We also believe in integration. The consumer does not think about a brand medium-by-medium, so we should not make the mistake of taking this approach in our marketing campaigns. Interactive media and new technologies often work best when used in an integrated way, and in concert with other media. A simple example of this is, once again, requesting a sample. A television ad provides the call to action to request a sample on the Web, which is then fulfilled via direct mail. In this case three different media work together to make it easier for the consumer to try a new product.

E-volve: Which P&G brands would you say best demonstrate the company’s new-found commitment to interactivity, and why?

SS: Pampers’ relationship programme for mums is an excellent example of P&G’s commitment to interactivity and has been recognised by the industry. We recently received a commendation in the Marketing Connections Awards 2003.

Our haircare and beauty brands also continue to demonstrate their commitment to interactivity. Clairol, Head & Shoulders, Max Factor, Olay and Pantene have all integrated interactive marketing within their overall marketing plans.

Pringles continues to drive innovation, with P&G’s first trial of enhanced TV sponsorship in February’s Brit Awards. Even among our fabric and homecare brands – traditionally a “lower-involvement” category – the recent promotions run with Disney have created completely new ways for these brands to connect with their consumers.

Again this is receiving industry recognition – particularly October’s Flash/Lilo & Stitch interactive TV (iTV) ad. Fairy has already built on this success with its new Treasure Planet campaign, which included both iTV and Web activity.

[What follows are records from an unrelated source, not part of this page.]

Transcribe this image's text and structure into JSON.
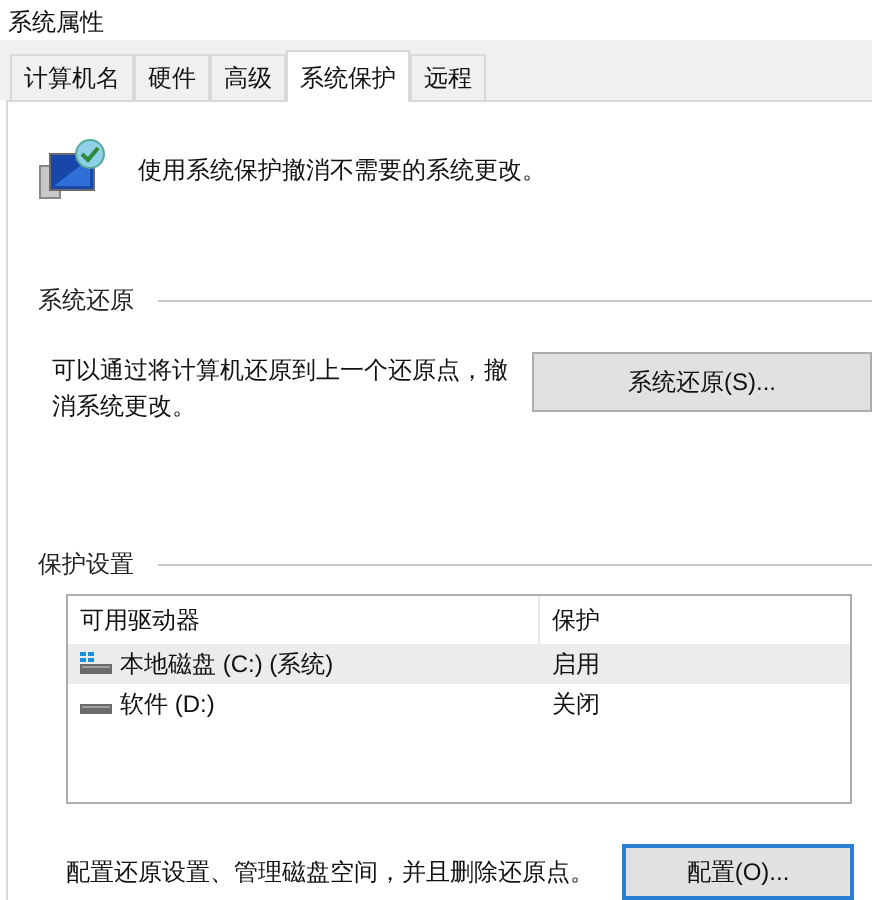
{
  "window": {
    "title": "系统属性"
  },
  "tabs": [
    {
      "label": "计算机名",
      "selected": false
    },
    {
      "label": "硬件",
      "selected": false
    },
    {
      "label": "高级",
      "selected": false
    },
    {
      "label": "系统保护",
      "selected": true
    },
    {
      "label": "远程",
      "selected": false
    }
  ],
  "intro": "使用系统保护撤消不需要的系统更改。",
  "restore_group": {
    "title": "系统还原",
    "description": "可以通过将计算机还原到上一个还原点，撤消系统更改。",
    "button": "系统还原(S)..."
  },
  "protection_group": {
    "title": "保护设置",
    "columns": [
      "可用驱动器",
      "保护"
    ],
    "rows": [
      {
        "drive": "本地磁盘 (C:) (系统)",
        "protection": "启用",
        "kind": "system",
        "selected": true
      },
      {
        "drive": "软件 (D:)",
        "protection": "关闭",
        "kind": "plain",
        "selected": false
      }
    ],
    "description": "配置还原设置、管理磁盘空间，并且删除还原点。",
    "button": "配置(O)..."
  }
}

E-volve: What sort of investment has P&G made in interactivity, in terms of manpower, time and money? What sort of share of P&G’s overall marketing budget does interactive marketing now enjoy and how do you expect this to change in the future?

SS: We’ve invested a great deal globally and locally. In the early years we probably over-invested, but now we’re getting it about right, with room for growth again.

Interactive marketing is still a small share of overall spend. However, in the UK total interactive spend has more than tripled this year compared to last, and we should expect to see continued strong growth in this area.